Let and be complete hyperbolic n-manifolds of finite volume with . If there is an isomorphism , then it is induced by a unique isometry ${\ displaystyle M}$ ${\ displaystyle N}$ ${\ displaystyle n> 2}$ ${\ displaystyle \ pi _ {1} M \ rightarrow \ pi _ {1} N}$ ${\ displaystyle M \ rightarrow N}$ .
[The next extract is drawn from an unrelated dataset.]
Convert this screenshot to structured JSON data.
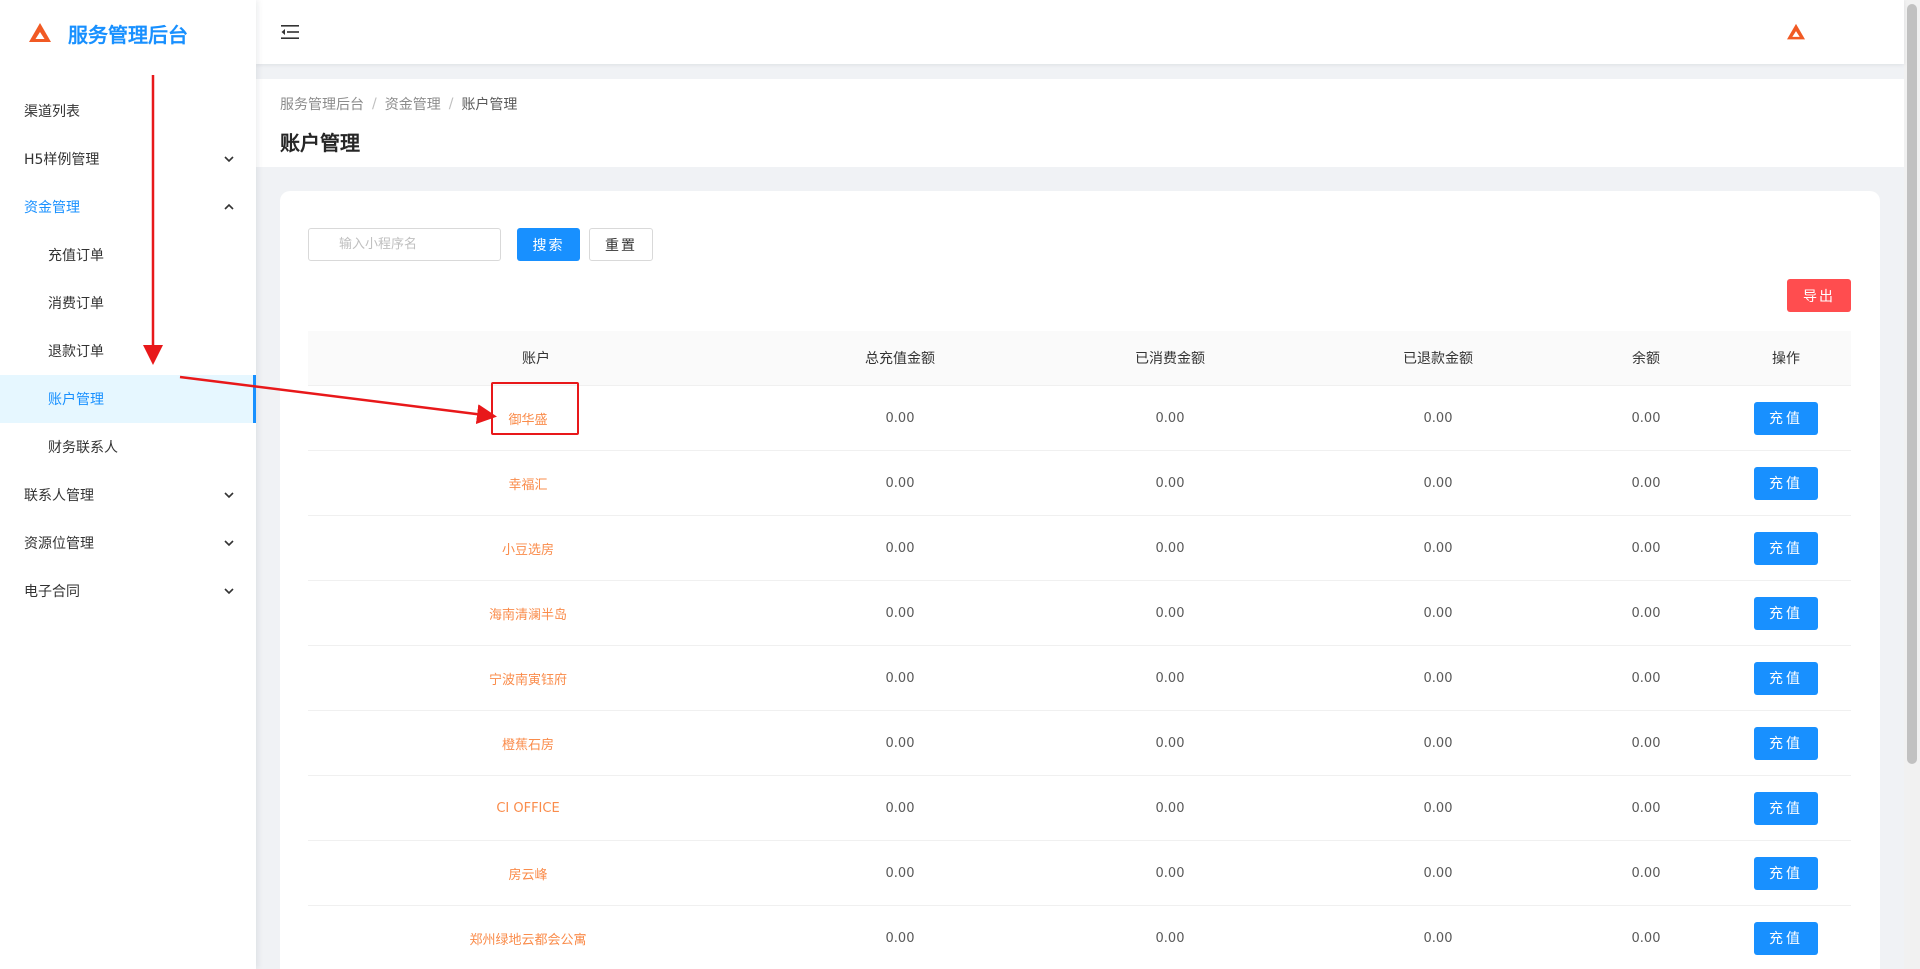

Here denotes the fundamental group of the manifold . ${\ displaystyle \ pi _ {1} M}$ ${\ displaystyle M}$

An equivalent version says that every homotopy equivalence is homotopic to a unique isometry. ${\ displaystyle M \ rightarrow N}$

Algebraic formulation

An equivalent version is:

Let and be discrete subgroups of the isometric group of hyperbolic -space with , whose quotients and have finite volume. If and as groups are isomorphic , then they are conjugate subsets of the isometric group . ${\ displaystyle \ Gamma}$ ${\ displaystyle \ Delta}$ ${\ displaystyle n}$ ${\ displaystyle H ^ {n}}$ ${\ displaystyle n> 2}$ ${\ displaystyle H ^ {n} \ backslash \ Gamma}$ ${\ displaystyle H ^ {n} \ backslash \ Delta}$ ${\ displaystyle \ Gamma}$ ${\ displaystyle \ Delta}$ ${\ displaystyle isom (H ^ {n})}$

Generalization: Thurston's Theorem of Rigidity

If and are complete hyperbolic manifolds of finite volume of the dimension and for an integer the relation ${\ displaystyle M}$ ${\ displaystyle N}$ ${\ displaystyle> 2}$ ${\ displaystyle d}$

V

{\ displaystyle ol (M) = dVol (N)}

holds, then every mapping of the degree of mapping is homotopic to a local-isometric -fold overlay . ${\ displaystyle d}$ ${\ displaystyle d}$

In particular, it follows from this that every mapping with mapping degree 1 is homotopic to an isometry. ${\ displaystyle Vol (M) = Vol (N)}$

Applications

The group of isometries of a hyperbolic -manifold of finite volume is always finite and isomorphic to . ${\ displaystyle n}$ ${\ displaystyle M}$ ${\ displaystyle n> 2}$ ${\ displaystyle Out (\ pi _ {1} M)}$

Thurston used Mostow's rigidity to show the uniqueness of the circular packing associated with triangulated planar graphs .

literature

Gromov, Michael: Hyperbolic manifolds (according to Thurston and Jørgensen). (PDF; 1.1 MB) Bourbaki Seminar, Vol. 1979/80, pp. 40–53, Lecture Notes in Math., 842, Springer, Berlin-New York, 1981.
Mostow, GD: Strong rigidity of locally symmetric spaces. Annals of Mathematics Studies, No. 78. Princeton University Press, Princeton, NJ; University of Tokyo Press, Tokyo, 1973.
Spatzier, RJ: Harmonic analysis in rigidity theory. (PDF; 412 kB) Ergodic theory and its connections with harmonic analysis (Alexandria, 1993), 153-205, London Math. Soc. Lecture Note Ser., 205, Cambridge Univ. Press, Cambridge, 1995.
William Thurston, The geometry and topology of 3-manifolds , Princeton lecture notes (1978-1981). (Represents both proofs: one similar to Mostow's original proof, another using Gromow's simplicial volume.)

Web links

Lücker: Approaches to Mostow rigidity in hyperbolic space
Bourdon: Mostow type rigidity theorems

Individual evidence

^ GD Mostow, Quasi-conformal mappings in n-space and the rigidity of the hyperbolic space forms , Publ. Math. IHES 34 (1968) 53-104
^ Marden, Albert: The geometry of finitely generated kleinian groups. Ann. of Math. (2) 99: 383-462 (1974).
^ Prasad, Gopal: Strong rigidity of Q-rank 1 lattices. (PDF; 1.4 MB) Invent. Math. 21: 255-286 (1973).
↑ Gromov, Michail: Volume and bounded cohomology. (PDF; 9.9 MB) Inst. Hautes Études Sci. Publ. Math. No. 1982, 56: 5-99
↑ Weil, André: On discrete subgroups of Lie groups. I: Ann. of Math. (2) 72 1960 369-384 pdf ; II: Ann. of Math. (2) 75 1962 578-602 pdf .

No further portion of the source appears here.